Lettre 104 : De la métairie à vous

Je suis une métairie du temps lointain, bâtie là, au bout du hameau, une métairie vivante où dans la cour s’ébattait une nuée de poules, coqs, oies.
Mes bâtiments étaient disposés au pourtour de cette cour carrée avec l’habitation ouvrant au soleil du matin, une cour creuse avec une mare et un tas de fumier où les poules s’activaient, grattaient et picoraient.
A l’aube, les coqs sonnaient le réveil, tout s’animait, le dur labeur de la journée commençait. Le charretier soignait et étrillait les 7 chevaux.
A l’étable, le vacher « curait », enlevait le fumier tandis que la fermière et la bonne se préparaient à « tirer », traire manuellement les 8 vaches et à soigner les veaux.
Le cochon grognait dans son « tet» en attendant la pâtée.
Les granges fermaient la cour au vent.
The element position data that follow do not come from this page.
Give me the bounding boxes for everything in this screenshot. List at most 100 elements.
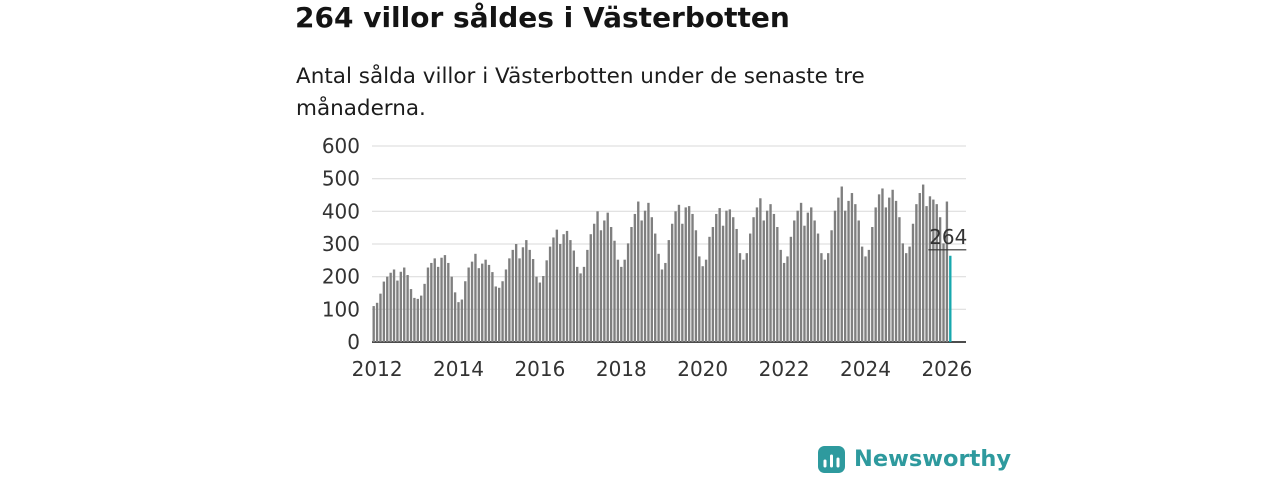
bar [877,194,881,342]
bar [487,264,491,342]
y-tick-label: 100 [322,297,360,321]
bar [392,269,396,342]
bar [443,255,447,342]
bar [779,249,782,342]
bar [481,263,484,342]
bar [684,207,687,342]
bar [616,259,620,342]
bar [630,227,633,342]
y-tick-label: 400 [322,199,360,223]
bar [586,249,589,342]
bar [501,281,504,342]
bar [823,259,826,342]
bar [389,272,392,342]
bar [701,266,704,342]
y-tick-label: 0 [347,330,360,354]
chart-subtitle: Antal sålda villor i Västerbotten under … [296,64,865,121]
bar [789,236,793,342]
x-tick-label: 2014 [433,357,484,381]
bar [576,266,579,342]
bar [396,280,399,342]
bar [857,220,860,342]
bar [803,225,806,342]
bar [704,259,708,342]
highlight-value-label: 264 [929,225,967,249]
bar [911,223,915,342]
bar [372,306,375,342]
bar [925,206,928,342]
y-tick-label: 300 [322,232,360,256]
bar [749,233,752,342]
bar [403,267,406,342]
bar [850,193,854,342]
bar [382,281,386,342]
bar [908,246,911,342]
bar [531,259,535,342]
bar [677,204,681,342]
bar [884,207,888,342]
bar [555,229,559,342]
bar [830,230,833,342]
bar [654,233,657,342]
bar [667,240,670,342]
bar [698,256,701,342]
bar [440,257,443,342]
bar [592,223,596,342]
bar [921,184,925,342]
bar [542,276,545,342]
bar [498,287,501,342]
bar [752,217,755,342]
bar [603,220,606,342]
x-tick-label: 2016 [514,357,565,381]
bar [762,220,765,342]
bar [813,220,816,342]
bar [806,212,810,342]
bar [847,200,850,342]
bar [935,204,938,342]
bar [732,217,735,342]
bar [626,243,630,342]
x-tick-label: 2026 [921,357,972,381]
bar [514,244,518,342]
bar [738,253,742,342]
bar [433,258,436,342]
bar [538,282,542,342]
bar [467,267,470,342]
bar [776,227,779,342]
bar [606,212,609,342]
bar [640,220,643,342]
bar [928,196,932,342]
bar [450,276,453,342]
bar [894,200,898,342]
newsworthy-logo-icon [818,445,845,473]
bar [664,262,667,342]
bar [799,202,803,342]
bar [901,243,904,342]
bar [565,230,569,342]
bar [430,262,433,342]
bar [694,230,698,342]
bar [579,273,582,342]
bar [772,213,776,342]
bar [793,220,796,342]
bar [854,204,857,342]
bar [406,275,409,342]
bar [637,201,640,342]
bar [423,283,426,342]
bar [521,247,525,342]
bar [840,186,843,342]
bar [650,217,654,342]
bar [609,227,613,342]
bar [535,276,538,342]
bar [660,269,664,342]
bar [643,210,647,342]
brand-name: Newsworthy [854,446,1012,472]
brand-footer-link[interactable]: Newsworthy [818,444,1011,474]
bar [572,250,575,342]
y-tick-label: 600 [322,134,360,158]
bar [860,246,864,342]
bar [548,246,552,342]
bar [379,293,382,342]
bar [620,266,623,342]
bar [518,258,521,342]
Les maçons de la Creuse avaient fait du beau travail en la construisant. Mes portes étaient  en pierres de taille du pays et le linteau en anse de panier. L’hiver, les « batteux » en grange venaient avec leur fléau, battre, égrener, trier, vanner le froment.
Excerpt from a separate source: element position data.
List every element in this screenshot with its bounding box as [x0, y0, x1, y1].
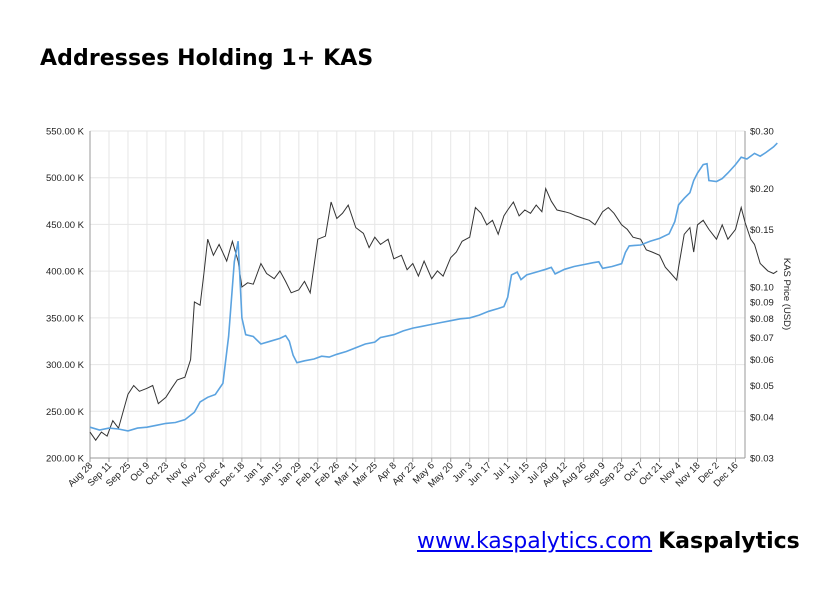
y-tick-label: 350.00 K	[46, 313, 85, 324]
y2-tick-label: $0.08	[750, 314, 774, 325]
y2-tick-label: $0.03	[750, 454, 774, 465]
kaspalytics-link[interactable]: www.kaspalytics.com	[417, 529, 653, 554]
y2-axis-label: KAS Price (USD)	[781, 258, 792, 330]
y2-tick-label: $0.09	[750, 297, 774, 308]
y-tick-label: 200.00 K	[46, 454, 85, 465]
y2-tick-label: $0.20	[750, 184, 774, 195]
y-tick-label: 550.00 K	[46, 127, 85, 138]
y2-tick-label: $0.06	[750, 355, 774, 366]
y-tick-label: 250.00 K	[46, 407, 85, 418]
brand-name: Kaspalytics	[658, 529, 800, 554]
y-axis-left: 200.00 K 250.00 K 300.00 K 350.00 K 400.00 K…	[46, 127, 85, 465]
y2-tick-label: $0.07	[750, 333, 774, 344]
y2-tick-label: $0.30	[750, 127, 774, 138]
footer: www.kaspalytics.com Kaspalytics	[417, 529, 800, 554]
series-line-addresses	[89, 142, 778, 432]
y2-tick-label: $0.10	[750, 283, 774, 294]
series-line-kas-price	[89, 186, 778, 442]
y2-tick-label: $0.05	[750, 381, 774, 392]
page-title: Addresses Holding 1+ KAS	[40, 46, 374, 71]
y2-tick-label: $0.15	[750, 225, 774, 236]
y-tick-label: 500.00 K	[46, 173, 85, 184]
y-tick-label: 300.00 K	[46, 360, 85, 371]
y-tick-label: 450.00 K	[46, 220, 85, 231]
y-tick-label: 400.00 K	[46, 267, 85, 278]
y-axis-right: $0.03 $0.04 $0.05 $0.06 $0.07 $0.08 $0.09 $0.10…	[750, 127, 774, 465]
line-chart: 200.00 K 250.00 K 300.00 K 350.00 K 400.00 K…	[46, 127, 792, 491]
chart-grid	[89, 130, 745, 459]
y2-tick-label: $0.04	[750, 413, 774, 424]
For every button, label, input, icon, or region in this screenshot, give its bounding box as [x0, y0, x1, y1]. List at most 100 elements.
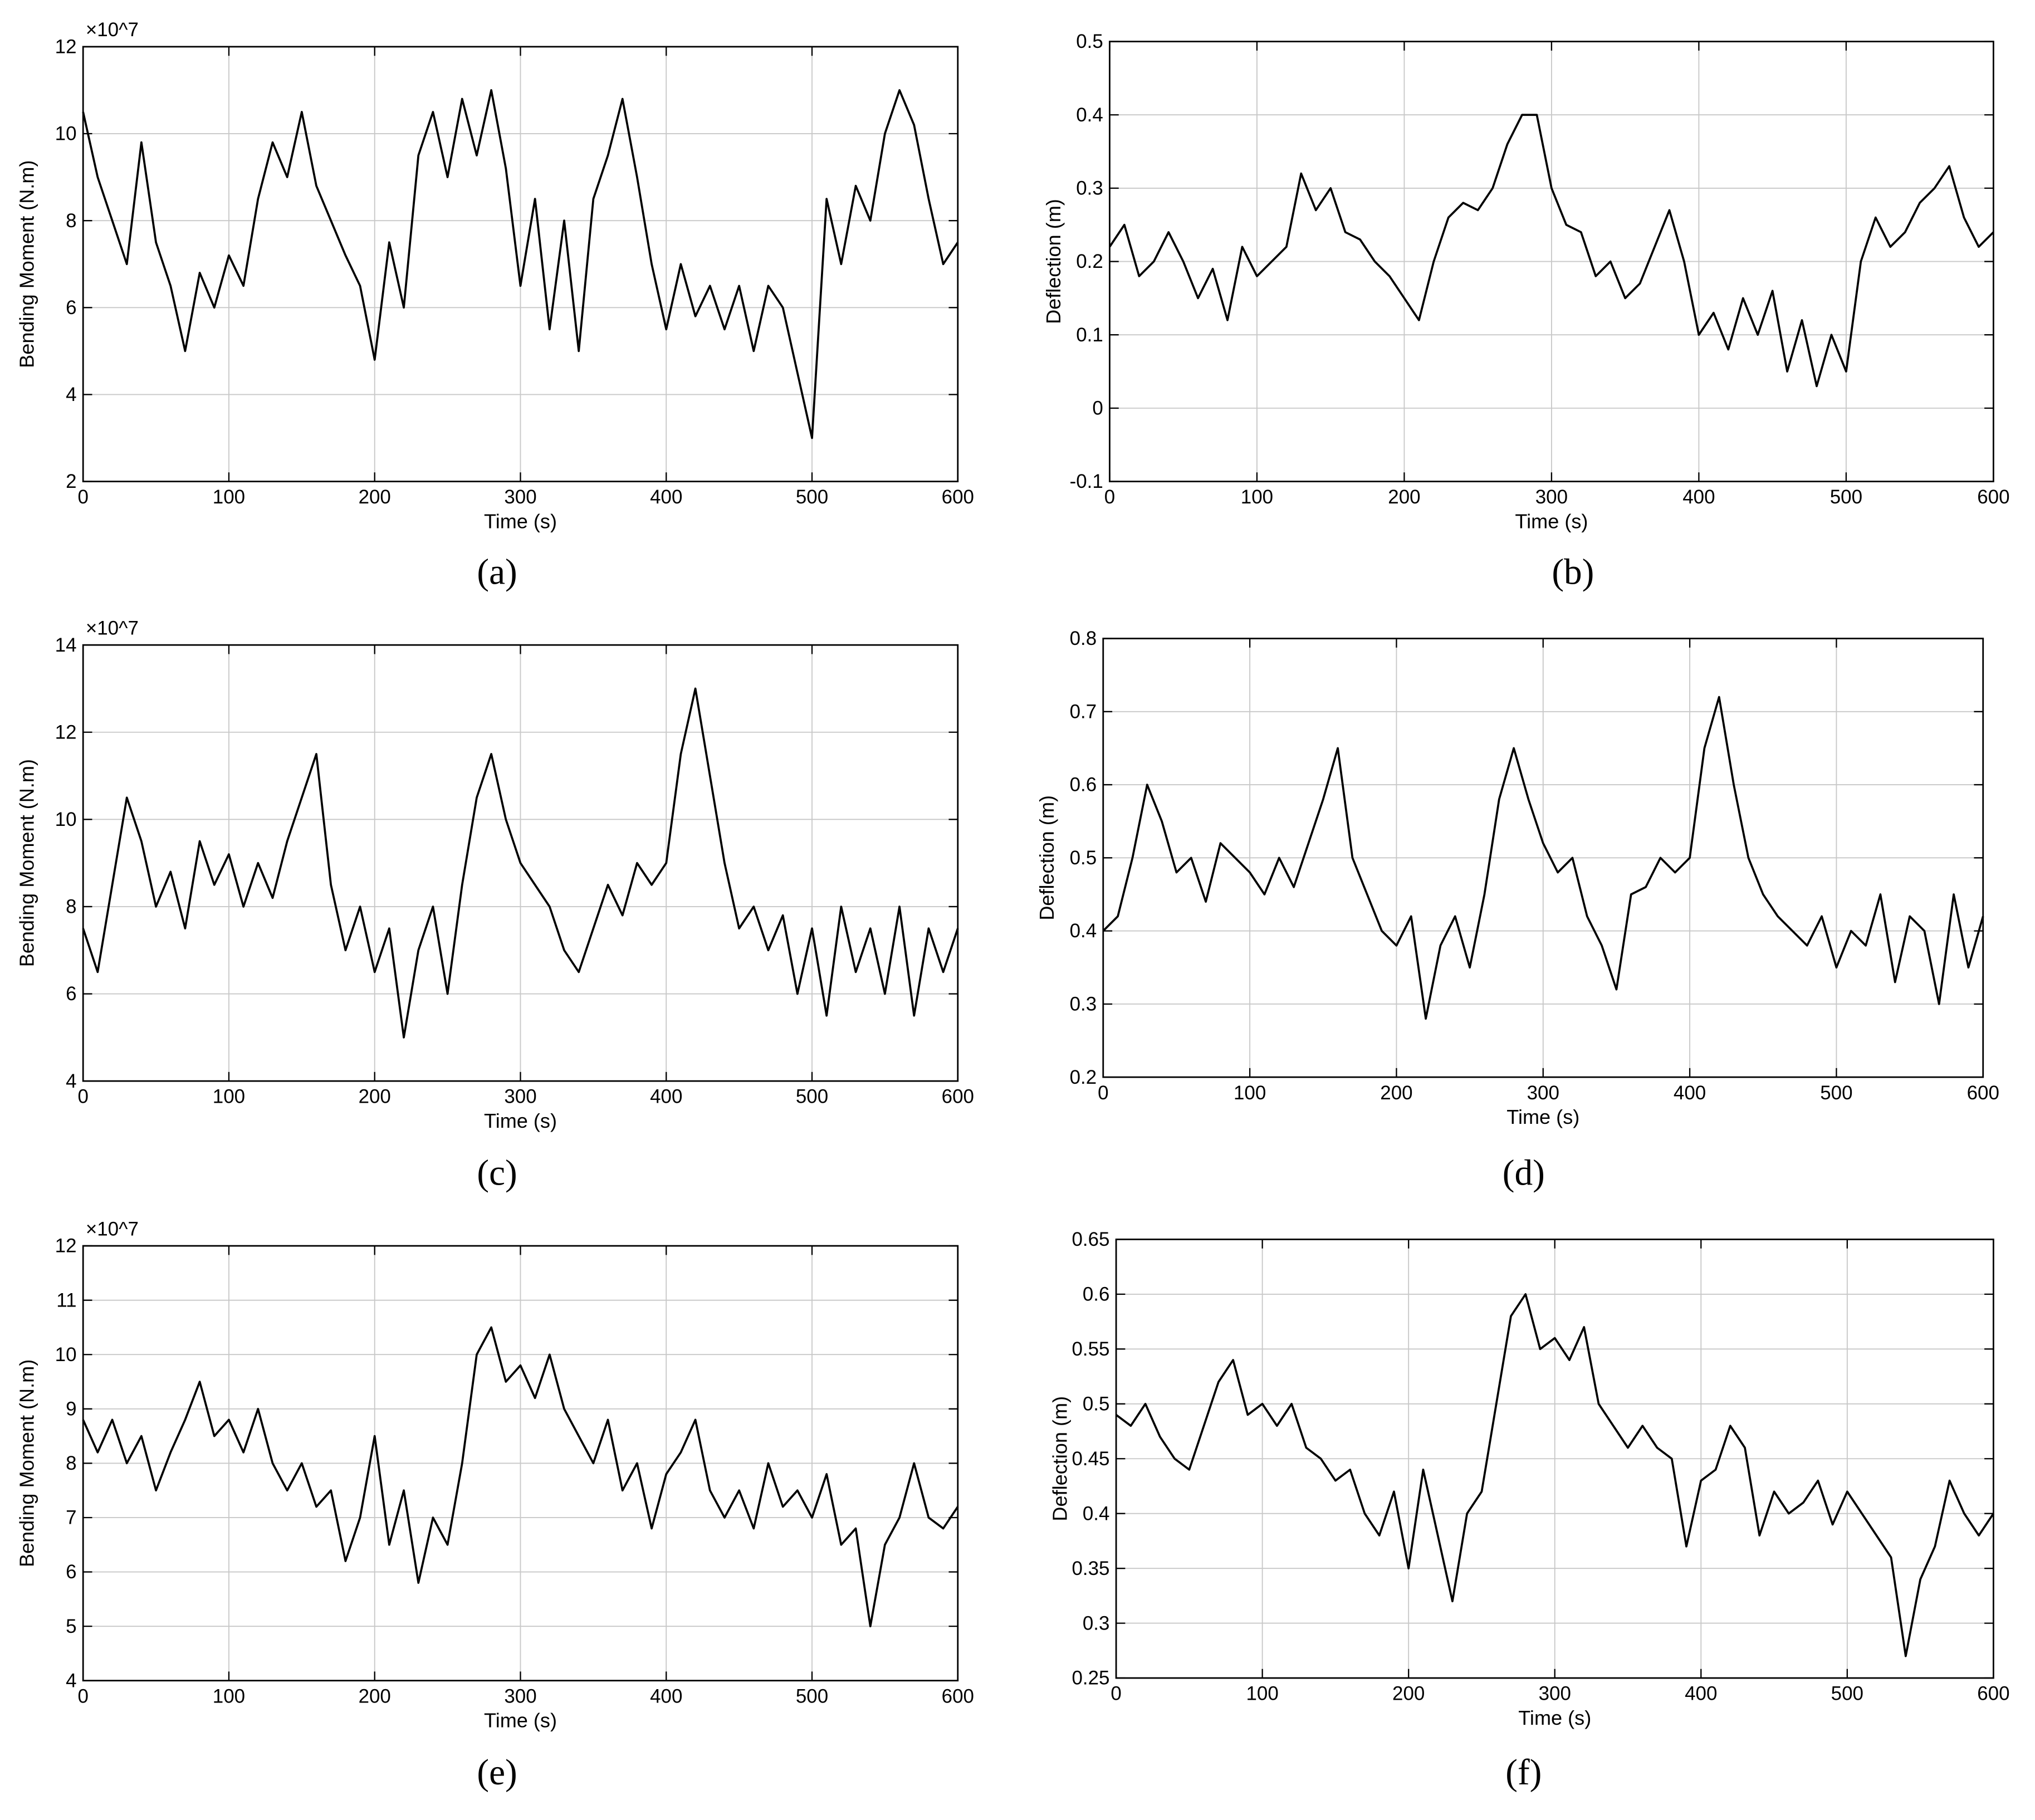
- plot-frame: [82, 46, 959, 482]
- y-multiplier: ×10^7: [86, 1218, 139, 1240]
- panel-label: (d): [1503, 1153, 1545, 1193]
- x-tick-label: 200: [359, 1086, 391, 1108]
- y-tick-label: 10: [55, 123, 77, 145]
- x-tick-label: 500: [796, 1685, 828, 1707]
- x-tick-label: 400: [650, 1086, 682, 1108]
- y-tick-label: 0.7: [1070, 701, 1097, 722]
- y-axis-label: Bending Moment (N.m): [16, 1359, 38, 1567]
- x-tick-label: 0: [1104, 486, 1115, 508]
- x-tick-label: 0: [1098, 1082, 1108, 1104]
- y-tick-label: 11: [56, 1289, 76, 1311]
- data-line: [82, 687, 959, 1039]
- x-tick-label: 600: [942, 1086, 974, 1108]
- x-tick-label: 200: [1392, 1683, 1425, 1705]
- x-tick-label: 400: [650, 1685, 682, 1707]
- y-tick-label: 14: [55, 634, 77, 656]
- plot-frame: [1102, 638, 1984, 1078]
- y-tick-label: 4: [66, 1670, 76, 1691]
- y-axis-label: Bending Moment (N.m): [16, 160, 38, 368]
- x-tick-label: 600: [1977, 486, 2009, 508]
- x-tick-label: 400: [1685, 1683, 1717, 1705]
- x-tick-label: 400: [650, 486, 682, 508]
- x-tick-label: 300: [504, 486, 536, 508]
- x-tick-label: 600: [1977, 1683, 2009, 1705]
- y-tick-label: 9: [66, 1398, 76, 1420]
- x-tick-label: 600: [1967, 1082, 1999, 1104]
- plot-frame: [1115, 1239, 1994, 1679]
- y-tick-label: 7: [66, 1507, 76, 1529]
- x-tick-label: 600: [942, 1685, 974, 1707]
- y-tick-label: 5: [66, 1616, 76, 1637]
- panel-label: (b): [1552, 552, 1594, 593]
- y-tick-label: 0.55: [1072, 1338, 1109, 1360]
- y-tick-label: 0.8: [1070, 628, 1097, 649]
- panel-label: (e): [477, 1753, 517, 1793]
- x-tick-label: 300: [1535, 486, 1568, 508]
- x-tick-label: 200: [359, 1685, 391, 1707]
- x-axis-label: Time (s): [1506, 1105, 1579, 1128]
- y-axis-label: Deflection (m): [1035, 795, 1058, 921]
- x-tick-label: 0: [77, 1086, 88, 1108]
- x-tick-label: 200: [1388, 486, 1420, 508]
- y-tick-label: -0.1: [1070, 471, 1103, 492]
- x-tick-label: 100: [1241, 486, 1273, 508]
- data-line: [82, 89, 959, 439]
- y-tick-label: 10: [55, 1344, 77, 1366]
- x-tick-label: 100: [1234, 1082, 1266, 1104]
- y-tick-label: 12: [55, 721, 77, 743]
- x-tick-label: 400: [1682, 486, 1715, 508]
- y-tick-label: 0.65: [1072, 1229, 1109, 1250]
- y-tick-label: 6: [66, 297, 76, 319]
- x-tick-label: 300: [504, 1685, 536, 1707]
- y-tick-label: 0.2: [1076, 251, 1103, 272]
- panel-label: (f): [1505, 1753, 1542, 1793]
- y-tick-label: 0.4: [1070, 920, 1097, 942]
- y-tick-label: 0.5: [1070, 847, 1097, 869]
- y-tick-label: 0.5: [1076, 31, 1103, 52]
- x-tick-label: 0: [1111, 1683, 1121, 1705]
- x-tick-label: 200: [1380, 1082, 1412, 1104]
- y-tick-label: 0.45: [1072, 1448, 1109, 1470]
- x-tick-label: 300: [504, 1086, 536, 1108]
- x-tick-label: 100: [213, 486, 245, 508]
- data-line: [82, 1326, 959, 1628]
- y-tick-label: 0.3: [1070, 994, 1097, 1015]
- y-multiplier: ×10^7: [86, 19, 139, 41]
- data-line: [1102, 696, 1984, 1020]
- plot-frame: [82, 644, 959, 1082]
- y-tick-label: 0.6: [1070, 774, 1097, 796]
- y-tick-label: 4: [66, 1070, 76, 1092]
- y-tick-label: 10: [55, 809, 77, 830]
- y-tick-label: 4: [66, 384, 76, 405]
- y-tick-label: 0.25: [1072, 1667, 1109, 1689]
- y-tick-label: 0.1: [1076, 324, 1103, 346]
- x-axis-label: Time (s): [484, 510, 557, 532]
- y-tick-label: 0.6: [1083, 1284, 1110, 1305]
- x-axis-label: Time (s): [1518, 1706, 1591, 1729]
- x-axis-label: Time (s): [484, 1709, 557, 1732]
- y-tick-label: 6: [66, 983, 76, 1005]
- x-axis-label: Time (s): [1515, 510, 1588, 532]
- x-tick-label: 500: [1830, 486, 1862, 508]
- y-tick-label: 2: [66, 471, 76, 492]
- plot-frame: [1109, 41, 1994, 482]
- y-tick-label: 8: [66, 896, 76, 918]
- x-tick-label: 300: [1539, 1683, 1571, 1705]
- y-tick-label: 0.3: [1083, 1612, 1110, 1634]
- y-tick-label: 0.35: [1072, 1558, 1109, 1579]
- x-tick-label: 100: [213, 1086, 245, 1108]
- y-tick-label: 0.4: [1076, 104, 1103, 126]
- panel-label: (a): [477, 552, 517, 593]
- y-tick-label: 8: [66, 1452, 76, 1474]
- x-axis-label: Time (s): [484, 1109, 557, 1132]
- x-tick-label: 500: [796, 1086, 828, 1108]
- y-axis-label: Deflection (m): [1042, 199, 1065, 324]
- x-tick-label: 100: [1246, 1683, 1278, 1705]
- y-tick-label: 12: [55, 36, 77, 58]
- data-line: [1115, 1293, 1994, 1657]
- y-tick-label: 0.4: [1083, 1503, 1110, 1524]
- x-tick-label: 100: [213, 1685, 245, 1707]
- x-tick-label: 500: [1820, 1082, 1852, 1104]
- y-tick-label: 12: [55, 1235, 77, 1257]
Puis, plus tard, la batteuse et la chaudière à vapeur verront mes lieux renaître dans un bruit assourdissant, ensuite la récolte et le battage des gerbes de blé migreront vers un hangar plus fonctionnel.
Mais un jour vint ou ce fut la dernière moisson du dernier exploitant des lieux.
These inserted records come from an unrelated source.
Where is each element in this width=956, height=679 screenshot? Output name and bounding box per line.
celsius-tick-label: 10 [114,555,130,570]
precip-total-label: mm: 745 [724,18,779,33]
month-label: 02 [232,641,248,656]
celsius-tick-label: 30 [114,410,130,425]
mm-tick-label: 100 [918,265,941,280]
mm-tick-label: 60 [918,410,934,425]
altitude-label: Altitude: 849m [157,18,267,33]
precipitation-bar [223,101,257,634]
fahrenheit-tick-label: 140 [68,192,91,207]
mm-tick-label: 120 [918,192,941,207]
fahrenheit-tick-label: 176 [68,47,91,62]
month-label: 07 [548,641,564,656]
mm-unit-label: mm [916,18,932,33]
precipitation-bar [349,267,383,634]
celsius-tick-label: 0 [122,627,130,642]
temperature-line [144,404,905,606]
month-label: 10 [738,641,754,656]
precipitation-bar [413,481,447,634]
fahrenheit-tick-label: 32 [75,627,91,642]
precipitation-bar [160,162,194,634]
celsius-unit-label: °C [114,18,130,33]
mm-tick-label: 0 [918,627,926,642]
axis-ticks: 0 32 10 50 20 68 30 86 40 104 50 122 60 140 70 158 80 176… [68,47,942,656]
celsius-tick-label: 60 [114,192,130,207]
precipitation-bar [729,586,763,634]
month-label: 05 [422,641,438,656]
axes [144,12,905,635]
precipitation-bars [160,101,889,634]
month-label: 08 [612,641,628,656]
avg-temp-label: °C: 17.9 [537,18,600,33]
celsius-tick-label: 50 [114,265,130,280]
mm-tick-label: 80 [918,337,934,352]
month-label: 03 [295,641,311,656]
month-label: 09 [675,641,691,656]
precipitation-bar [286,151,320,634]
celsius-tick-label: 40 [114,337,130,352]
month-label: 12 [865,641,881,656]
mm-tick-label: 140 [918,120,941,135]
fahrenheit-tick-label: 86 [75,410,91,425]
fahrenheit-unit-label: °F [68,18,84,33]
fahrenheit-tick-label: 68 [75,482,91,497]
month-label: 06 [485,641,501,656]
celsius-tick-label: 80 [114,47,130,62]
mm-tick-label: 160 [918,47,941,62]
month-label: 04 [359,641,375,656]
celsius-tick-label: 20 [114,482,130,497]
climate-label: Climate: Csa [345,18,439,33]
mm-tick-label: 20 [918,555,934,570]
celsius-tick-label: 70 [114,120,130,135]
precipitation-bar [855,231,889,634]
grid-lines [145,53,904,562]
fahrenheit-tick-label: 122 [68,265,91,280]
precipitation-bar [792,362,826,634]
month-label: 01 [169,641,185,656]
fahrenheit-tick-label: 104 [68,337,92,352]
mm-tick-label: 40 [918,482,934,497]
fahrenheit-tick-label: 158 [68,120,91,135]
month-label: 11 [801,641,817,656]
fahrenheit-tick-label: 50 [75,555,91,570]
Adieu veaux, vaches, cochons, couvées !…
Maintenant on me tronçonne, et un pavillon moderne est là, au mitan de ma cour.
Je suis vieille, on me délaisse. Dès le matin plus personne dans mes murs et le soir personne ne vient s’asseoir sur le « bouteroue ».
Ainsi va la vie des métairies de nos villages, mais je n’oublie pas tout le travail et la sueur dépensés dans mes murs et dans mes terroirs.